We don‟t need to create an output file and directory; they will be automatically created when we run our program later from the Horton sandbox.
#Running the JAR from the virtual machine
Now let's go back to the virtual machine. We left it after granting all rwx permissions for the counter.jar file inside the "hue" user.
Now the final command for running the MapReduce program is the following: We are on this directory /usr/lib/hue
We can check this using “pwd” (print working directory) command.
hadoop jar counter.jar /user/hue/InputFiles /user/hue/OutputFiles
Remember, the InputFiles directory you created earlier is given as an input to this command and the output will be created automatically.
These two paths are differnt “/usr/lib/hue” “/user/hue/InputFiles”. The first one on the linux in the virtualbox, the second one while accessing Horton from browser.
#Monitoring Progress and Output from the Web
We can see the status of the running jobs from the browser.
Go to Job Browser and see the progress.
Once the Jobs are completed the output can be checked from the output folder we provided while running the “hadoop jar” command;
Go to File Browser and open this path /user/hue/OutputFiles
![monitor_jobs](https://github.com/taihuuho/BigData/blob/master/images/hadoop_web_step6.png)
Checking Output of the MapReduce Jobs 
We can also access the Horton Sandbox remotely using SSH. To do this download Putty or Secure Shell Client.
Use Host Name – localhost User Name – root Port – 2222 password – hadoop
![ssh_remote](https://github.com/taihuuho/BigData/blob/master/images/ssh_remote.png)
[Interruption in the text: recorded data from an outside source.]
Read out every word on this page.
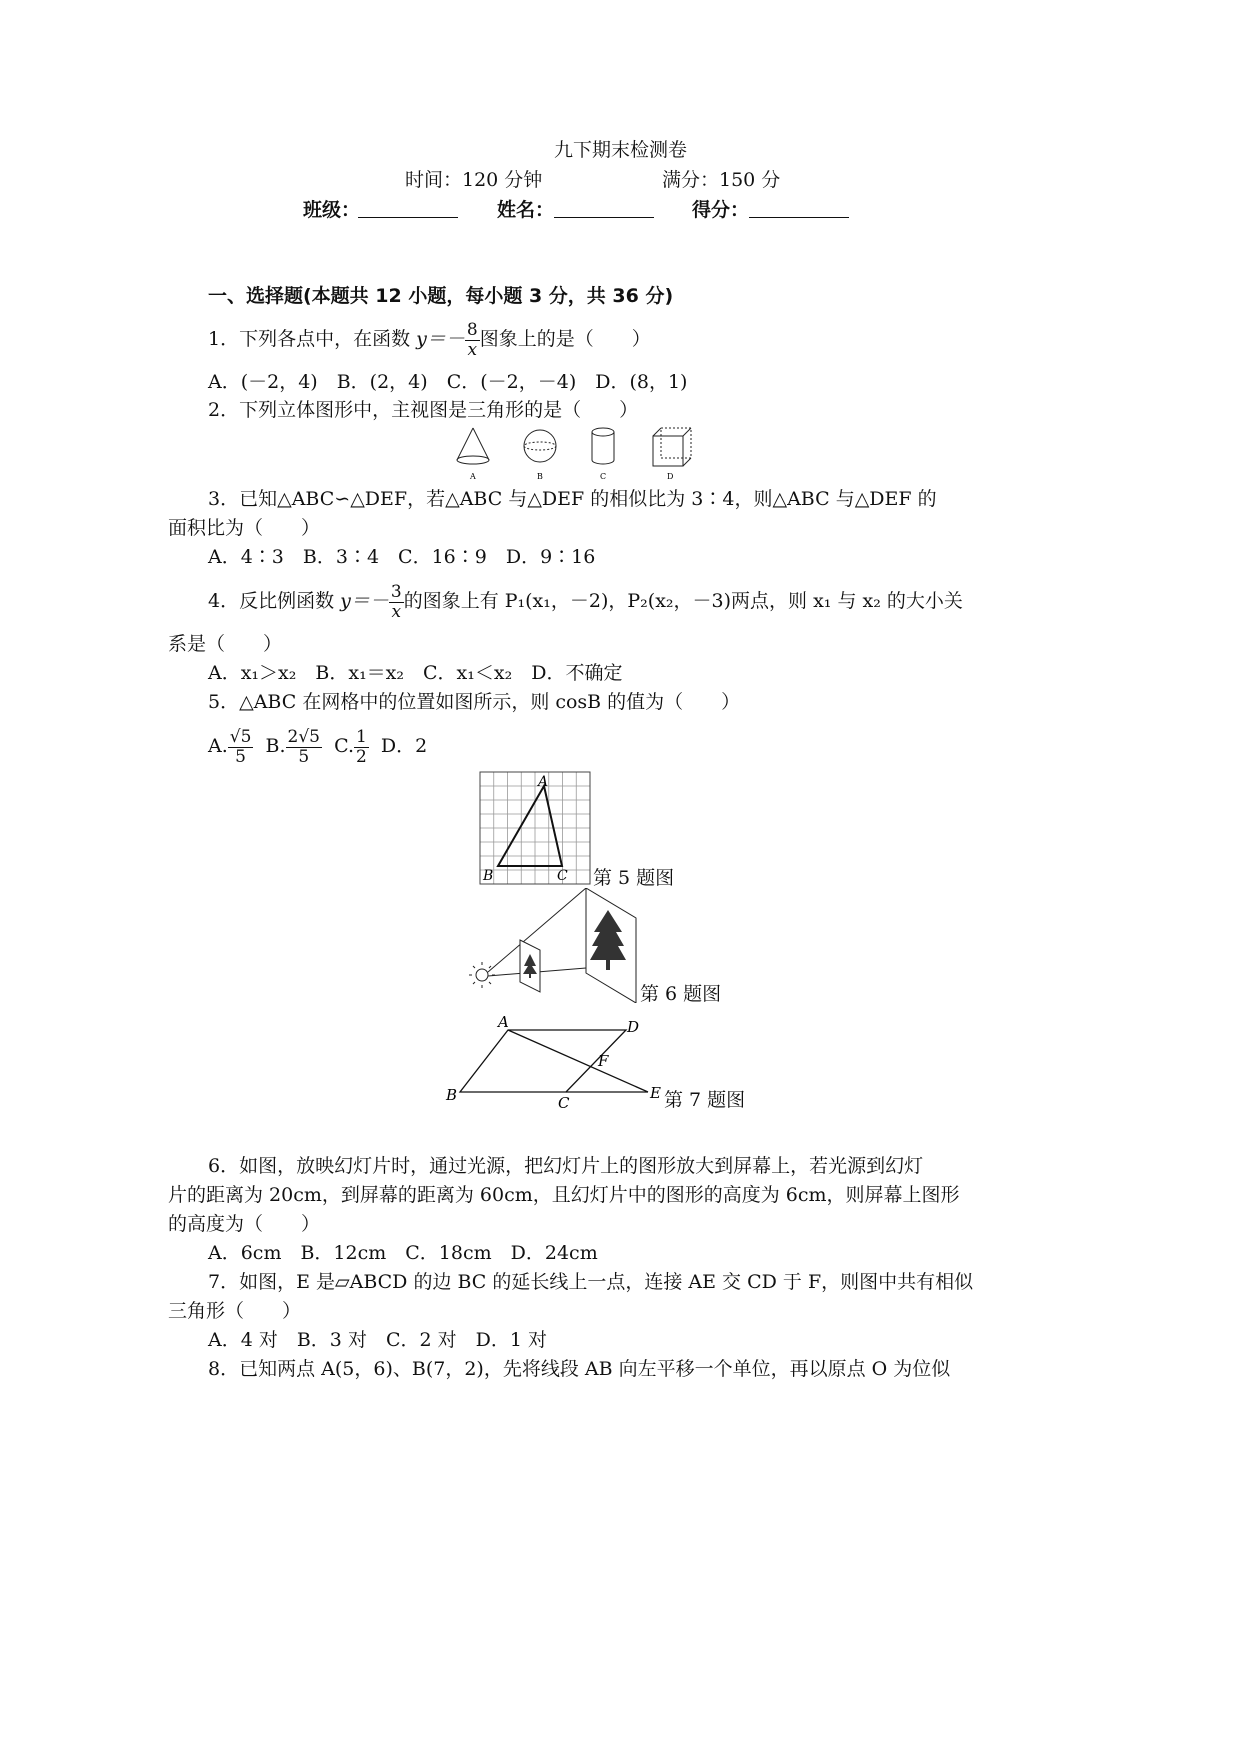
九下期末检测卷
时间：120 分钟	满分：150 分
班级：	姓名：	得分：
一、选择题(本题共 12 小题，每小题 3 分，共 36 分)
1．下列各点中，在函数 $y=- \frac{8}{x}$ 图象上的是（　　）
A．(－2，4)　B．(2，4)　C．(－2，－4)　D．(8，1)
2．下列立体图形中，主视图是三角形的是（　　）
A	B	C	D
3．已知△ABC∽△DEF，若△ABC 与△DEF 的相似比为 3∶4，则△ABC 与△DEF 的
面积比为（　　）
A．4∶3　B．3∶4　C．16∶9　D．9∶16
4．反比例函数 $y=- \frac{3}{x}$ 的图象上有 P₁(x₁，－2)，P₂(x₂，－3)两点，则 x₁ 与 x₂ 的大小关
系是（　　）
A．x₁＞x₂　B．x₁＝x₂　C．x₁＜x₂　D．不确定
5．△ABC 在网格中的位置如图所示，则 cosB 的值为（　　）
A. $\frac{√5}{5} B$. $\frac{2√5}{5} C$. $\frac{1}{2}$ D．2
A
B	C 第 5 题图
第 6 题图
A	D
B	C
E
F
第 7 题图
6．如图，放映幻灯片时，通过光源，把幻灯片上的图形放大到屏幕上，若光源到幻灯
片的距离为 20cm，到屏幕的距离为 60cm，且幻灯片中的图形的高度为 6cm，则屏幕上图形
的高度为（　　）
A．6cm　B．12cm　C．18cm　D．24cm
7．如图，E 是▱ABCD 的边 BC 的延长线上一点，连接 AE 交 CD 于 F，则图中共有相似
三角形（　　）
A．4 对　B．3 对　C．2 对　D．1 对
8．已知两点 A(5，6)、B(7，2)，先将线段 AB 向左平移一个单位，再以原点 O 为位似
 #Writing a Batch file or Script
Also you can write a batch or a script for keeping all the command in one file and executing them together instead of writing them every time.
The steps are as follows
-
Go to the Horton Sandbox command line
-
Change to a root user using
su – root
-
Create a file lets mybatch
vi mybatch
-
Add a list of commands that you have used earlier. For example #!/bin/bash
echo "---------------------------------------------------"
echo "Now Executing MapReduce Job with Pairs Approach...."
echo "---------------------------------------------------"
cp /media/sf_shared/pairs.jar /usr/lib/hue/
chmod 777 /usr/lib/hue/pairs.jar
hadoop jar pairs.jar /user/hue/inputData /user/hue/outputPairs echo "---------------------------------------------------"
echo "Completed Paris Execution!!!"
echo "---------------------------------------------------"
-
Now save this file and change it’s mode to executable.
chmod 777 mybatch
-
Now run it as follows
./mybatch
NB. The paths in the batch file should match with your actual paths and all the jar files should be available in the shared folder we created earlier.